É com esse tipo de coisa que o cidadão brasileiro
deve se preocupar. Não para não passar vergonha durante a Copa e as
Olimpíadas, mas porque as melhorias interessam a nós mesmos. Nossa
infraestrutura já estaria defasada, mesmo que não sediássemos nada. O
preocupante é conviver com o temor de que fiquemos com muitas dívidas e
nem vejamos esses problemas sanados. Que percamos essa oportunidade de
ouro para dar um salto de qualidade de vida, não só na cidade do Rio de
Janeiro, como no resto do país. Investimento sem legado (a palavra da
moda) é gasto com o supérfluo.
Chegou a hora dessa gente dourada mostrar seu valor
E há também a questão esportiva. Em 2012, o Brasil
bateu seu recorde de medalhas em Olimpíadas, mas foi uma melhora
acanhada, ainda dentro da média das últimas edições. Sem contar que de
um país que espera fazer bonito no ciclo seguinte, esperava-se uma
melhora bem maior. O ponto positivo foi ver modalidades como o boxe, a
ginástica e até o obscuro pentatlo moderno marcando presença no nosso
quadro de medalhas. Por outro lado, o atletismo foi um fiasco, a natação
depende excessivamente de dois ou três nomes...

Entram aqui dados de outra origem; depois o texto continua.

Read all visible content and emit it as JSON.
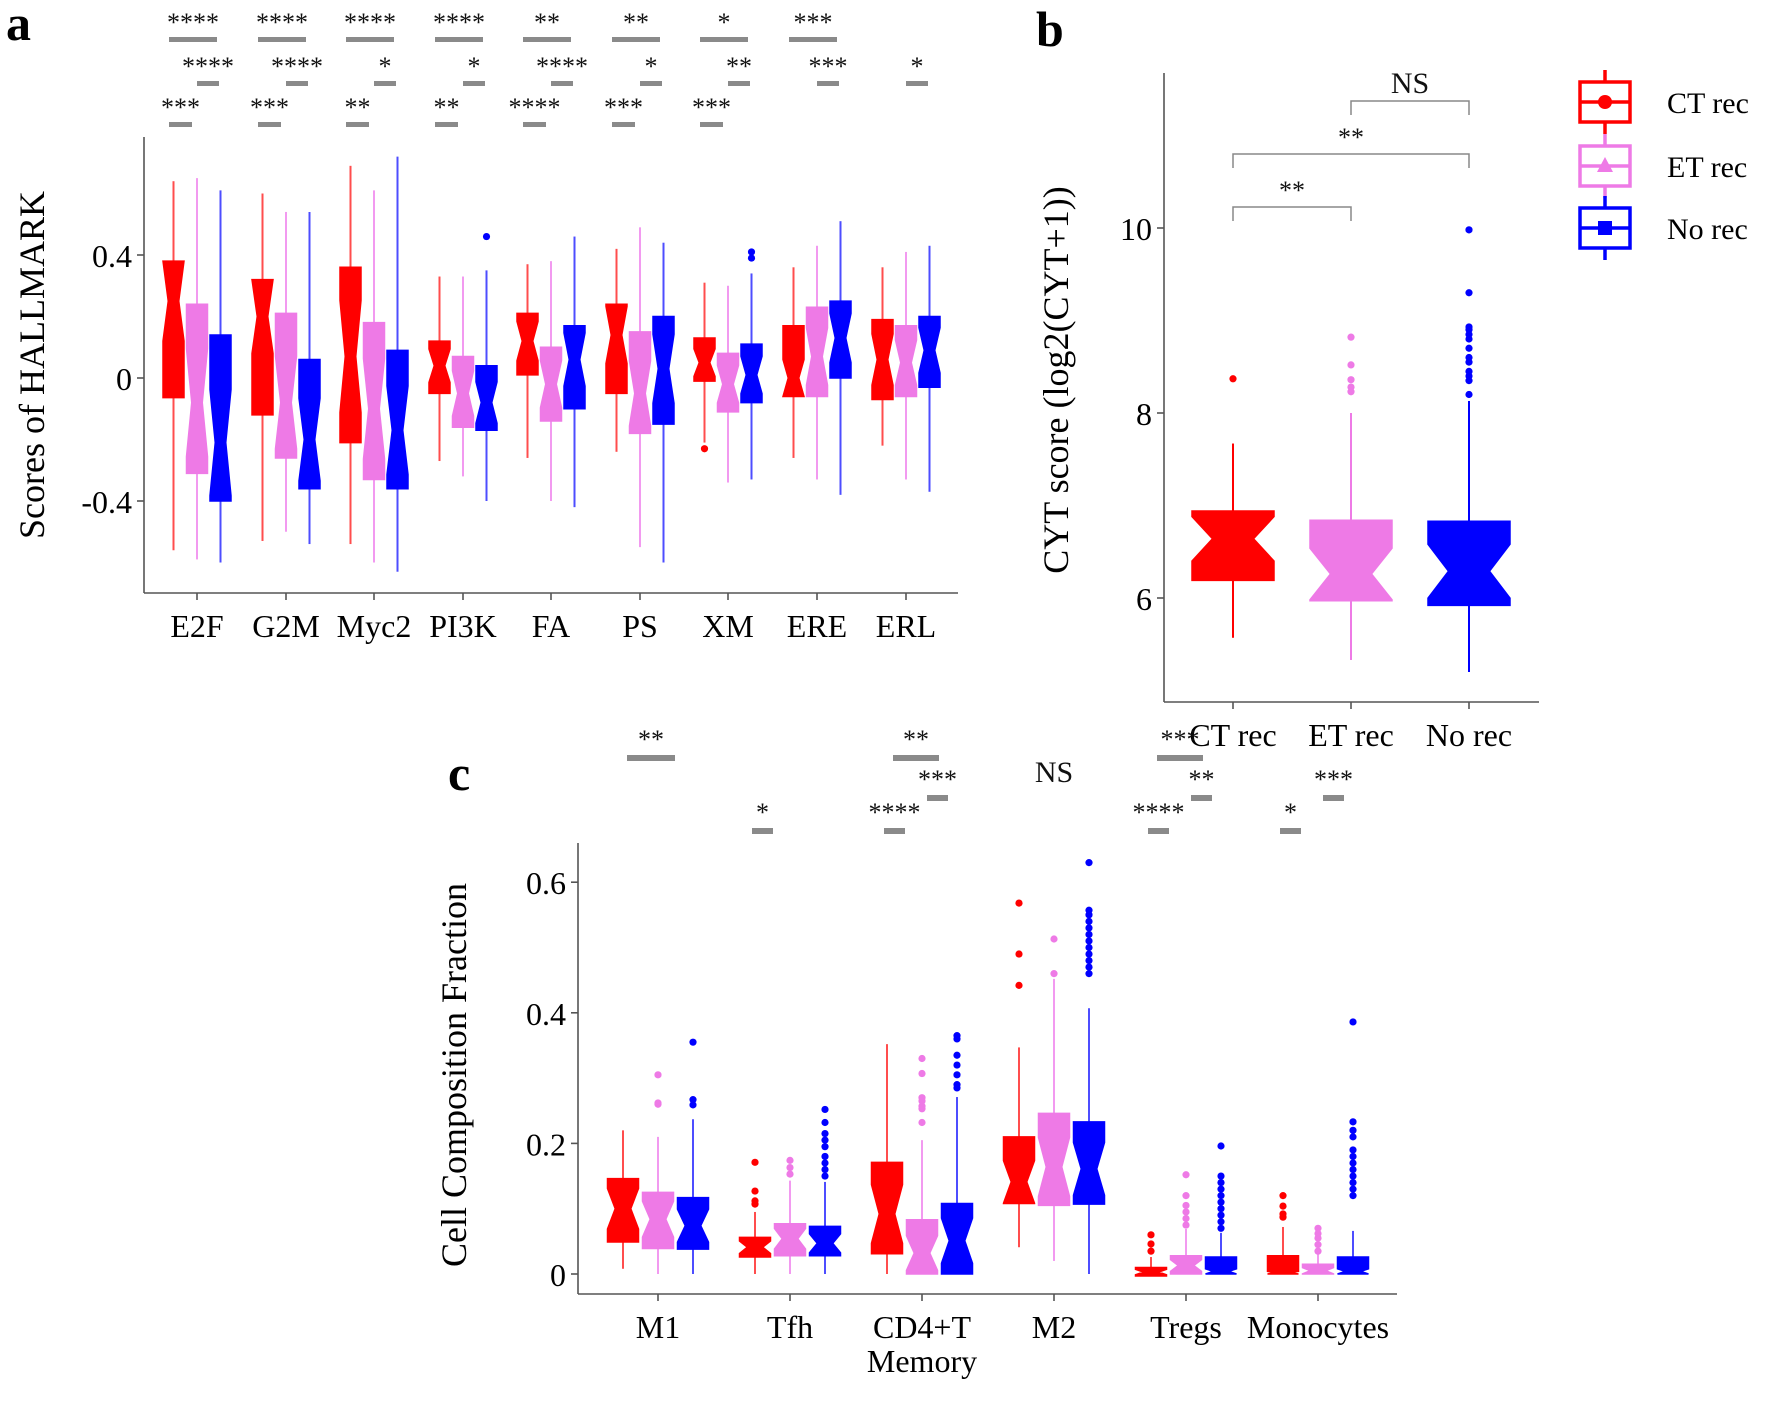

O que preocupa é que o investimento ainda é
concentrado no atleta de elite, com alguma dedicação aos atletas já
formados, que estão na fase do "vai ou racha". As olimpíadas escolares
são muito bem vindas, mas não houve a massificação esperada.Os centros
de treinamento nos ajudarão bastante, mas quem nos garante que não serão
jogados às traças, como o velódromo construído para o Pan, de vida tão
curta e vazia de emoções?
Preocupante também o descaso com o preparo
psicológico de nossos atletas, que receberão toneladas de pressão nos
ombros em 2016. Note que nossos campeões olímpicos eram dois atletas em
estágio de afirmação, mas sem grande apelo midiático, e uma equipe que
chegou desacreditada, se superando nos momentos decisivos. Nossos
favoritos destacados não triunfaram. Em parte, porque encontraram
adversários melhores, claro. Mas outros simplesmente não conseguiram
fazer seu melhor.
Recorro mais uma vez ao samba composto para o
carnaval de 1992, que dizia: "sonhar com a Mocidade é sonhar com o pé no
chão". Que sonhar com o Rio de 2016 também seja, que a parte boa da
coisa não fique restrita ao campo das ideias. Que os Jogos sirvam para
reafirmar o orgulho de ser brasileiro, passar ao mundo a certeza de que
estamos prontos para sediar qualquer grande evento e que nos traga
ferramentas e estrutura para alcançar uma melhora sustentável no quadro
de medalhas.
Os pés no chão não são certeza de resultado. A
escola de Padre Miguel, por exemplo, nem foi campeã naquele ano. Mas
estar em dia com a realidade ainda é a melhor forma de acordar dos
nossos sonhos encobertos apenas pelos lençóis, e não soterrados debaixo
dos escombros da melancolia.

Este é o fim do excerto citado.